"Indonesia memang saya kira banyak hal yang bisa diangkat. Pertama, kita sudah ratifikasi, dan yang paling penting sebetulnya dari ratifikasi yang ada di Indoensia itu kita kelihatan betul, kita punya modal sosial yang kuat. Dan itu bukan omong kosong, terlihat dari berbagai inovasi-inovasi yang sudah ditampilkan komunitas," kata Siti di kantornya, Jumat (28/10/16).
Siti mengatakan, ratifikasi itu juga akan berperan secara politis, saat delegasi Indonesia mengajak negara lain bekerja sama menunaikan kesepakatan lingkungan yang ada. Menurut Siti, ratifikasi itu juga bentuk penguatan komitmen Indonesia berkontribusi mengurangi 29 persen emisi gas rumah kaca dengan upaya sendiri, dan 41 persen jika ada kerja sama dengan internasional.

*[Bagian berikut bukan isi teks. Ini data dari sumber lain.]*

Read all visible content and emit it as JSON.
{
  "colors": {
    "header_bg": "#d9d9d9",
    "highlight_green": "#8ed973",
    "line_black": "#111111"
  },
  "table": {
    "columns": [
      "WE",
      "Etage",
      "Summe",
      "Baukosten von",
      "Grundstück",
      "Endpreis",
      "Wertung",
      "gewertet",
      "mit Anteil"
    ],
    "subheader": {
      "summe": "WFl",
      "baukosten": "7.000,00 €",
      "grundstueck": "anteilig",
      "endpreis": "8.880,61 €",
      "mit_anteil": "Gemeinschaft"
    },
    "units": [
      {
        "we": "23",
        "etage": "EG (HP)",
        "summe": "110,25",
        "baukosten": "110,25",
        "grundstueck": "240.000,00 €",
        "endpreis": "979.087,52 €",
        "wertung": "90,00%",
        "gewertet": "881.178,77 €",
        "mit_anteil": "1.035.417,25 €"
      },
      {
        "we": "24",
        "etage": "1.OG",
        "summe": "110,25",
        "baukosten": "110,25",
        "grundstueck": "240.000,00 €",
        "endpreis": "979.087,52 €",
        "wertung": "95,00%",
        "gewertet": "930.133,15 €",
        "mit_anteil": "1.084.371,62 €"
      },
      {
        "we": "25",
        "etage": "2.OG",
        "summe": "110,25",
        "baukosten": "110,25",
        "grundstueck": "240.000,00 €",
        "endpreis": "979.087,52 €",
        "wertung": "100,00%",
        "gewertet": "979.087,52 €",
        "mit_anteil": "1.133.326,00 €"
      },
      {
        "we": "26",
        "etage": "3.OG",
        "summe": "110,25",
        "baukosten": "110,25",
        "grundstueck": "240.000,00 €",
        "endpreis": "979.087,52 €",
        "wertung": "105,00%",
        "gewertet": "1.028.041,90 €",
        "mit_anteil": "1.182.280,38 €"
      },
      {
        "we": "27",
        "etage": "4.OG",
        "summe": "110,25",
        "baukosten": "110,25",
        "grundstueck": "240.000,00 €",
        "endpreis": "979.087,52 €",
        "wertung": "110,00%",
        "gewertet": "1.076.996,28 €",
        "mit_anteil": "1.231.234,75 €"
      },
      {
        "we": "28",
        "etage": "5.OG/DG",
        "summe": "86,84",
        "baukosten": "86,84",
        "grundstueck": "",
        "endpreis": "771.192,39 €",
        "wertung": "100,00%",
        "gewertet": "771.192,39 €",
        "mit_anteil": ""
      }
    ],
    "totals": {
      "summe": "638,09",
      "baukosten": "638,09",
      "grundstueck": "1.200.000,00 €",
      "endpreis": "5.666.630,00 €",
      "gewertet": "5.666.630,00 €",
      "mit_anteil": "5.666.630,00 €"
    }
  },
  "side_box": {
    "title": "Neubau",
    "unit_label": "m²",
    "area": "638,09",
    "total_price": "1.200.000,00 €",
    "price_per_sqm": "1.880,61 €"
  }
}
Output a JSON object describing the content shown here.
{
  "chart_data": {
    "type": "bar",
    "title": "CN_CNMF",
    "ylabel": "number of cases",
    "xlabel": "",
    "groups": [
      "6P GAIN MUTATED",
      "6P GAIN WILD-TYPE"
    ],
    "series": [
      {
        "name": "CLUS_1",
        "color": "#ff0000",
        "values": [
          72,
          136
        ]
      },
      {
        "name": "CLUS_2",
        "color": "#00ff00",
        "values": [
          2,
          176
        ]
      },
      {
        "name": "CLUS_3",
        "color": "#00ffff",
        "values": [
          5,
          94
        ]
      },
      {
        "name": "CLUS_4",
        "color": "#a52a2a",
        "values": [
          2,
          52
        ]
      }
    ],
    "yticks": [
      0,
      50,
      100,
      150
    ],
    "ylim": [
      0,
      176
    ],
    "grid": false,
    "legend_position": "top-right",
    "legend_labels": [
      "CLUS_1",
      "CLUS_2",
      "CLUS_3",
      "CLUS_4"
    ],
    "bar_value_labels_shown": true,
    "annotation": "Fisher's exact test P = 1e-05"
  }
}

Siti berujar, pada COP 22 Marakesh nanti, delegasi Indoensia juga akan menyoroti mekanisme pembiayaan upaya penurunan emisi gas rumah kaca periode 2020-2030. Kata dia, salah satu pembahasan di COP itu adalah bagaimana negara maju menyiapkan pendanaan, teknologi, dan peningkatan kapasitas agar komitmen pengurangan emisi gas rumah kaca negara-negara berkembang benar-benar berjalan.

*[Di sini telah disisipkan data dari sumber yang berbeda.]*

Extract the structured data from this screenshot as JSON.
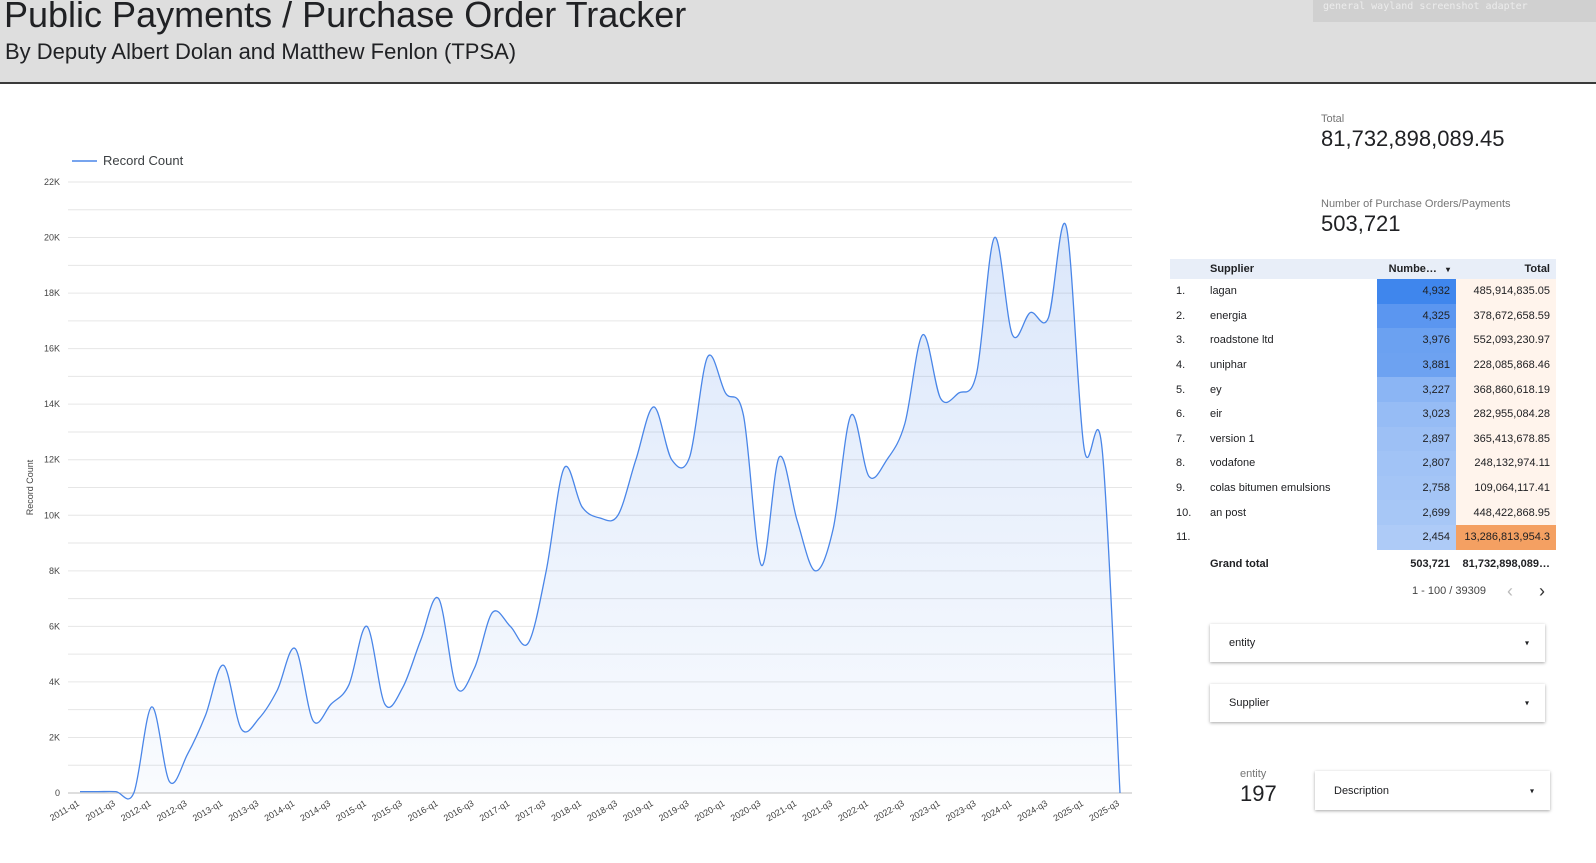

Pada 19 Oktober lalu, lewat sidang paripurna, DPR akhirnya mengesahkan ratifikasi Perjanjian Paris. Terkait pengesahan ini, LSM lingkungan Walhi menyebut, pemerintah harus lebih berkomitmen dalam penurunan emisi dengan berbagai cara seperti menghapuskan bertahap penggunaan energi fosil (batubara) dengan menggenjot energi terbarukan, serta menghentikan ekspansi perkebunan sawit dan hutan tanaman industri.